Closed groups and private communities
As organic reach continues to shrink on public feeds, more brands are experimenting with smaller, private communities where they have more control over who sees — and responds to — their content.
On platforms like Facebook, LinkedIn, and Instagram, invitation-only groups may function more like member spaces than traditional social channels. When done well, these groups give brands a direct line to their most engaged customers and create room for more honest feedback, discussion and testing than a public post ever could.

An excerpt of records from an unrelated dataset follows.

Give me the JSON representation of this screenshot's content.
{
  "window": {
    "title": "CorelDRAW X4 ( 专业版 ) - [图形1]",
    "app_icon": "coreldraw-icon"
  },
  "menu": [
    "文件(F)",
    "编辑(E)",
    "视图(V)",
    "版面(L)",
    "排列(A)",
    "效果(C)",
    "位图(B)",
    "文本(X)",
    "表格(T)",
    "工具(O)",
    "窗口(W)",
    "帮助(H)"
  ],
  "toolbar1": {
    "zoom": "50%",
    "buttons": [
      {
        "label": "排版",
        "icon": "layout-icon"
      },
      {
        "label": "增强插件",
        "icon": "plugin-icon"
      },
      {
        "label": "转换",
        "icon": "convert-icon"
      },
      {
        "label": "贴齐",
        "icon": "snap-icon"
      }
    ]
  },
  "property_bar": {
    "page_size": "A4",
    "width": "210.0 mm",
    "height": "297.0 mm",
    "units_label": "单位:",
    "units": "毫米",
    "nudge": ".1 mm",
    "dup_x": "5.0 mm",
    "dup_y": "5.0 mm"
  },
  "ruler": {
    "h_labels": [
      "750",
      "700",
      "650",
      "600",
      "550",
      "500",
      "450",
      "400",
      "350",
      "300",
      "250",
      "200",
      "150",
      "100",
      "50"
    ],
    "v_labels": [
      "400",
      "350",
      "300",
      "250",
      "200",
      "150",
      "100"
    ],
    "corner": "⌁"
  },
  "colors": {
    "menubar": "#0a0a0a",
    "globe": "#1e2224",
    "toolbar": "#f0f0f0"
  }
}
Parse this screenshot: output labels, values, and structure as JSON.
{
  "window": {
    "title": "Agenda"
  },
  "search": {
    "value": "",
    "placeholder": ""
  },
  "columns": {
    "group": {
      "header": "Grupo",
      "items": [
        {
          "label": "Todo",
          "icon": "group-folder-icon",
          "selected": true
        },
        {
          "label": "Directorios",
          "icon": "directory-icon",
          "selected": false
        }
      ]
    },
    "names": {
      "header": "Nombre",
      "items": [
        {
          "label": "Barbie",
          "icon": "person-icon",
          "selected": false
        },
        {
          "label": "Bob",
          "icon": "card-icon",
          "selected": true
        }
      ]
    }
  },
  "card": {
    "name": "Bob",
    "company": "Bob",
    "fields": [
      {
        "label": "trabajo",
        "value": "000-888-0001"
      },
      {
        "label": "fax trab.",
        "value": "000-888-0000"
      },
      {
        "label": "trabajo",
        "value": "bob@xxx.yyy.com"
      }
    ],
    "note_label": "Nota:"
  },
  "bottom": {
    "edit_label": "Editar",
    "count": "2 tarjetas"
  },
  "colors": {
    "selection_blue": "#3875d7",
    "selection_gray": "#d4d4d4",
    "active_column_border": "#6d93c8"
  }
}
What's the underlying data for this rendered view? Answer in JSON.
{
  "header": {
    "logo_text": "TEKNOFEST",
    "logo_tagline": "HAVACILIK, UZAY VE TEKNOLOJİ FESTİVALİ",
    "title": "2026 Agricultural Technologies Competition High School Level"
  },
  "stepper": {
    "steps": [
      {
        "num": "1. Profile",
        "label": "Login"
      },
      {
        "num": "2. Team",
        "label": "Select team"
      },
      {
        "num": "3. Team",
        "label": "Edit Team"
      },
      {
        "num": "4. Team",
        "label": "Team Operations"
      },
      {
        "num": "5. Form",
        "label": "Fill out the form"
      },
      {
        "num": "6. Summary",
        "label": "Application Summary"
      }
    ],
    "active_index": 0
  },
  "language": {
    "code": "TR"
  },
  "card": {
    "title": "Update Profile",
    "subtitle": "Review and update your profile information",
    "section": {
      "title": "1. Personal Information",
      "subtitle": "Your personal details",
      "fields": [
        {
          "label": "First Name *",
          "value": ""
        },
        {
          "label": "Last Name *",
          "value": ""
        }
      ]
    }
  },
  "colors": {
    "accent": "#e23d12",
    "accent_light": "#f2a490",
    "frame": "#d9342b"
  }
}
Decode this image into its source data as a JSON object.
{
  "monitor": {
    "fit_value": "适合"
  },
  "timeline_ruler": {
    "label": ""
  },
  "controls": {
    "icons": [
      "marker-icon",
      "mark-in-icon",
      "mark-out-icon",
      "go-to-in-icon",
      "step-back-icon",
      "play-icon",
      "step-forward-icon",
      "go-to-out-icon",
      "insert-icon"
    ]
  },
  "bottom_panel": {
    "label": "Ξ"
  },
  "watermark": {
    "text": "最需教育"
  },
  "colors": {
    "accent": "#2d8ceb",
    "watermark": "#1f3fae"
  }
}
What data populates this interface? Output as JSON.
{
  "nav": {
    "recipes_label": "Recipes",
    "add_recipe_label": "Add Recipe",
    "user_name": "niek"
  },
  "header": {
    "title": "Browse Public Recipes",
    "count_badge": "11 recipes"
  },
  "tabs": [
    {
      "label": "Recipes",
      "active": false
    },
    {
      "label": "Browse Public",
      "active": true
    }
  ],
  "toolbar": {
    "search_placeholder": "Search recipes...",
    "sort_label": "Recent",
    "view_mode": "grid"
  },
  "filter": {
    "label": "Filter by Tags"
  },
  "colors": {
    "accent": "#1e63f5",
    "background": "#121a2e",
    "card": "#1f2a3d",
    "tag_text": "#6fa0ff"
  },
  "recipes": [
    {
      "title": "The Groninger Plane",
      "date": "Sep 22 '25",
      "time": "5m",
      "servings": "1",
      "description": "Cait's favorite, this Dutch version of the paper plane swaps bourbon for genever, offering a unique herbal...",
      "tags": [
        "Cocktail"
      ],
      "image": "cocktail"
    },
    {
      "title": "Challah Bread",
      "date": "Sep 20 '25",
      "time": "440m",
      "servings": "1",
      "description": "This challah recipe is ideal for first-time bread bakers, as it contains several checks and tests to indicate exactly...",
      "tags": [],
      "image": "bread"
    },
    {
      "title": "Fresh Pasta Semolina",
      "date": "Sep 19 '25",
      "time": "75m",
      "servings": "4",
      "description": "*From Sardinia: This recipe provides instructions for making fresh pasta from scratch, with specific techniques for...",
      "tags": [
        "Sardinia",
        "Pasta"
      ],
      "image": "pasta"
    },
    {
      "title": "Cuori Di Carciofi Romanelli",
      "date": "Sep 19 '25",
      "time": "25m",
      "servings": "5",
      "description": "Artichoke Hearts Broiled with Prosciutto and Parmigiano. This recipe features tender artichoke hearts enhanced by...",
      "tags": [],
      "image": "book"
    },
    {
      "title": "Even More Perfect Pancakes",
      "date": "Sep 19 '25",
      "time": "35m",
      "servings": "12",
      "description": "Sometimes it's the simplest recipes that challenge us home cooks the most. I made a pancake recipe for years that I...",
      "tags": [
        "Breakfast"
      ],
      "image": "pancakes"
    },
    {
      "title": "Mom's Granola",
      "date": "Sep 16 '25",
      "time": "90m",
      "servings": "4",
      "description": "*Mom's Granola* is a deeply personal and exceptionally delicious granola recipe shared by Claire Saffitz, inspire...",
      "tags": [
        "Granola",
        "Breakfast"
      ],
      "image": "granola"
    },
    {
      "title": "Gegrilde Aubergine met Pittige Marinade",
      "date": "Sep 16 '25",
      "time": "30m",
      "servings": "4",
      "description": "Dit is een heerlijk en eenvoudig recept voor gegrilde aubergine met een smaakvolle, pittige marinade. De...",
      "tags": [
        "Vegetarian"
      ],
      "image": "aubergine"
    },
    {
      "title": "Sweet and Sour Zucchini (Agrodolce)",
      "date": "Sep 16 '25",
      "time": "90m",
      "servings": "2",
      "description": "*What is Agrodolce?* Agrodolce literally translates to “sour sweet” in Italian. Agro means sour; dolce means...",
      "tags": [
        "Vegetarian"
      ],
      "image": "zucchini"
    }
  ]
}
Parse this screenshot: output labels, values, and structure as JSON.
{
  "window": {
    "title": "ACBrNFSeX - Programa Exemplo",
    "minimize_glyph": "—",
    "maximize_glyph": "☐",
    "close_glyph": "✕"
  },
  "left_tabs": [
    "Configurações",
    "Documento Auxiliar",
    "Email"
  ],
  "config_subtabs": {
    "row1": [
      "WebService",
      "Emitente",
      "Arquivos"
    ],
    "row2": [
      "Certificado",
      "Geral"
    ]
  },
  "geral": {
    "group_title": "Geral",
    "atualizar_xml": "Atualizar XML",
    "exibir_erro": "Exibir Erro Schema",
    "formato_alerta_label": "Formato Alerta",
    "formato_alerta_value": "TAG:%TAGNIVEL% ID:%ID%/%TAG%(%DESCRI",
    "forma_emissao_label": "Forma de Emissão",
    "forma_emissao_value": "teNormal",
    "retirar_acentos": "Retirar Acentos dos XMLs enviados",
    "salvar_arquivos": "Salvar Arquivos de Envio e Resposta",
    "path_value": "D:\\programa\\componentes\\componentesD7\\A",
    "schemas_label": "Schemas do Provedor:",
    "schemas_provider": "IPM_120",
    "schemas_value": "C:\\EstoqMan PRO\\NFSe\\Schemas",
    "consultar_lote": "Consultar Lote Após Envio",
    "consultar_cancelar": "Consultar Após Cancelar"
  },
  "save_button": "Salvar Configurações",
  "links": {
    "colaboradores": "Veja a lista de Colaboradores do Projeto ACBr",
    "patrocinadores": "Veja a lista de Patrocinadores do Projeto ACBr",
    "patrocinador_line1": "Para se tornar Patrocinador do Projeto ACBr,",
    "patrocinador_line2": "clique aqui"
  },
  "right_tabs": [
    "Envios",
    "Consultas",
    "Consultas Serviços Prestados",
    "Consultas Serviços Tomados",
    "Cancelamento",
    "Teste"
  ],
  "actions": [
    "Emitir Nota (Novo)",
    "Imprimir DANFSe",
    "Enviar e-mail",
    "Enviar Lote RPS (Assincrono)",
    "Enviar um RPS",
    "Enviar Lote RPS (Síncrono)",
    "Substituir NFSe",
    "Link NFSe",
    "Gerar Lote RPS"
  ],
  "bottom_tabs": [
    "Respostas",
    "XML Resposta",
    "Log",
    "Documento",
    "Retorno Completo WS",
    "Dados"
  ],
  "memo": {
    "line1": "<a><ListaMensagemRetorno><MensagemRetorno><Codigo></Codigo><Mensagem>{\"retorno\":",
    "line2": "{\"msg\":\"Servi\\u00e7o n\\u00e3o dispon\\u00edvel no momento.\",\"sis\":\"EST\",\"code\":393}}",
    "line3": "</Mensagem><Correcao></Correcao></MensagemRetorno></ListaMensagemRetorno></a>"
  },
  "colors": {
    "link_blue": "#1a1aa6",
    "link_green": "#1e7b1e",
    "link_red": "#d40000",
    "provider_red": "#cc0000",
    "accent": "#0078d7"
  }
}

Some businesses are also moving these conversations off major platforms entirely, using private community tools like Circle to host branded spaces with messaging, live events and member-only content. The objective is not to replace social media; rather, it is to establish a platform where engagement is unaffected by an algorithm. Live video events
Evergreen video still does a lot of heavy lifting for brands, but live video offers something pre-recorded content can’t: immediacy. When audiences know something is happening in real time, it feels more human and less polished, which is often the point.
Today, live video is less about chasing massive view counts and more about creating moments of access. For product walkthroughs, Q&A sessions, launches, and behind-the-scenes looks, brands are using live formats that encourage participation rather than passive viewing. When done well, these events help build trust and spark more meaningful engagement than a standard post.
While live events can take place on a variety of platforms, such as Twitch, TikTok, Facebook, LinkedIn, Instagram, and TikTok, relying too heavily on just one platform poses a risk. Live content should be distributed across multiple destinations or repurposed after the event, as platform rules, algorithms, and features frequently change.